Several decades ago Gould, with colleague Niles Eldredge, disclosed that the fossil record of earth life reveals exceedingly long periods of changelessness (stasis), followed by the sudden appearance of new species, with no intervening transitional forms. Gradualism does not characterize the fossil record. Darwin had also noticed this pattern and feared his theory would be undermined without gradualism. Today’s evolutionists are forced to hypothesize creatively regarding this phenomenon. Gould and Eldredge termed it “punctuated equilibrium.” Some evolutionists have described PE as “not a well developed theory.” Divergent explanatory theories abound.

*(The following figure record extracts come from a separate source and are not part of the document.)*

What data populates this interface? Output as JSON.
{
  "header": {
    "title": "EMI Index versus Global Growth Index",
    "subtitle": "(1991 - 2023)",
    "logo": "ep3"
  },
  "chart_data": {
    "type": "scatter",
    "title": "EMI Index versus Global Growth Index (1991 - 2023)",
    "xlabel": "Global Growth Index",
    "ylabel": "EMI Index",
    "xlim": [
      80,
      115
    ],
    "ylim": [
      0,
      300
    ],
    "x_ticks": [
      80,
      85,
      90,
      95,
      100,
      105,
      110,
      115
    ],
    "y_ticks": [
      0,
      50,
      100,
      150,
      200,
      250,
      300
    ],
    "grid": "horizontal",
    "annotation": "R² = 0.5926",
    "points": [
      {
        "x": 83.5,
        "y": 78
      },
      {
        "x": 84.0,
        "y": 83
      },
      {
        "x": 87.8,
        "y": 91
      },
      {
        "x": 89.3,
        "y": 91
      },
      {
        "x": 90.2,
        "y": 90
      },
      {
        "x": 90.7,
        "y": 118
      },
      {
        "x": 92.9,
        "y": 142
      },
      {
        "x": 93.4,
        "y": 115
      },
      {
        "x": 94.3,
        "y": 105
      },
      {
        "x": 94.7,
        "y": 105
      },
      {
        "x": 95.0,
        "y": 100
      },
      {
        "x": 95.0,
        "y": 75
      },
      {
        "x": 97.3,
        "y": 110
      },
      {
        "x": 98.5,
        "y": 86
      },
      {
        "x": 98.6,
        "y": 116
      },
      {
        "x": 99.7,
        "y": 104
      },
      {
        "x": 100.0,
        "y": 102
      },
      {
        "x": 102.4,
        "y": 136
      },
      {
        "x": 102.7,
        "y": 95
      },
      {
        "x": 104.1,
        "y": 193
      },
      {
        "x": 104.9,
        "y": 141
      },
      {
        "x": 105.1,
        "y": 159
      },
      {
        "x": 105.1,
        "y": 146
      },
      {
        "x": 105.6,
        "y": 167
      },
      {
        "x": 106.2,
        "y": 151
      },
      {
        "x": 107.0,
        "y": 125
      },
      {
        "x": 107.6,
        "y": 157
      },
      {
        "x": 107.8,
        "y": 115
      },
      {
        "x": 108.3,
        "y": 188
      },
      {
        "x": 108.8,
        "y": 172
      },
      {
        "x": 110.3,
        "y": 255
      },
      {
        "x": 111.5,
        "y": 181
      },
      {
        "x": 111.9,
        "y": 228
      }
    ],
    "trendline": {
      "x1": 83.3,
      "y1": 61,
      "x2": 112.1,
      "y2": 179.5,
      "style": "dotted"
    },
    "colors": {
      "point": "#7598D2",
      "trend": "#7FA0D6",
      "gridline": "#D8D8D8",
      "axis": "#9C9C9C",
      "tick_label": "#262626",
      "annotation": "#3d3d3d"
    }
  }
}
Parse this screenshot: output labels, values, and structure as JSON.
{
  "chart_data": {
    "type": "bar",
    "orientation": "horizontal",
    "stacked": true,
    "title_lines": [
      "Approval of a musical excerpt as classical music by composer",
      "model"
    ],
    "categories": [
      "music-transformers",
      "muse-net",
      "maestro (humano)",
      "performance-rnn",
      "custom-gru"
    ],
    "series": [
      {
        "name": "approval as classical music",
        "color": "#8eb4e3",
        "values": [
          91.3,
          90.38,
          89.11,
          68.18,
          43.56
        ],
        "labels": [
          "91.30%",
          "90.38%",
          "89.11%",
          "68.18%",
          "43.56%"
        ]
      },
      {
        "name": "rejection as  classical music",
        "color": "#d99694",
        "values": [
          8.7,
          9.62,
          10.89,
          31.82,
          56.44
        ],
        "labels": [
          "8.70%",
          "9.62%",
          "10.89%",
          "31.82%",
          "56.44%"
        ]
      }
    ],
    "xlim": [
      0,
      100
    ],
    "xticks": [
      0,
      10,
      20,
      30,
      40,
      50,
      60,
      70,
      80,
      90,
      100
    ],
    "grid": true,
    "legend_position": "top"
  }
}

Gould was an evolutionist who subscribed to Darwinian views of changes in life forms resulting from mutation, natural selection, and plenty of time. Nevertheless, he chose to highlight PE. This “fits and starts” phenomenon has significant implications as we judge the degree of certainty ascribed to the evolutionary process. It is vital that truth seekers acquire a clear vision of what the record of the rocks demonstrates. To that end, following are a few quotes from Stephen J. Gould:
Most species exhibit no directional change during their tenure on earth. They appear in the fossil record looking much the same as when they disappear.
In any local area, a species does not arise gradually by the steady transformation of its ancestors; it appears all at once and “fully formed.”
The Burgess Shale teaches us that, for the history of basic anatomical designs, almost everything happened in the geological moment just before, and almost nothing in more than 500 million years since.
Every paleontologist knows that most species don’t change. That’s bothersome…brings terrible distress…They may get a little bigger or bumpier. But they remain the same species and that’s not due to imperfection and gaps but stasis.
The absence of fossil evidence for intermediary stages between major transitions in organic design, indeed our inability, even in our imagination, to construct functional intermediates in many cases, has been a persistent and nagging problem for gradualistic accounts of evolution.
All paleontologists know that the fossil record contains precious little in the way of intermediate forms; transitions between the major groups are characteristically abrupt.
The evolutionary trees that adorn our textbooks have data only at the tips and nodes of their branches; the rest is inference, however reasonable, not the evidence of fossils. Yet Darwin was so wedded to gradualism that he wagered his entire theory on a denial of this literal record.
Stephen J. Gould never abandoned his faith in Darwinian evolution even though the consistent pattern of stasis followed by sudden change is repeatedly manifest as a defining signature in the fossil record. Many evolutionists have stated their preference for a gradualistic scenario, but must devote their energies to producing imaginative hypotheses to account for the surprising anomaly. Faced with the plausibility of recognizing creation events as a causally adequate explanation they are ruled instead by their unwavering commitment to naturalism.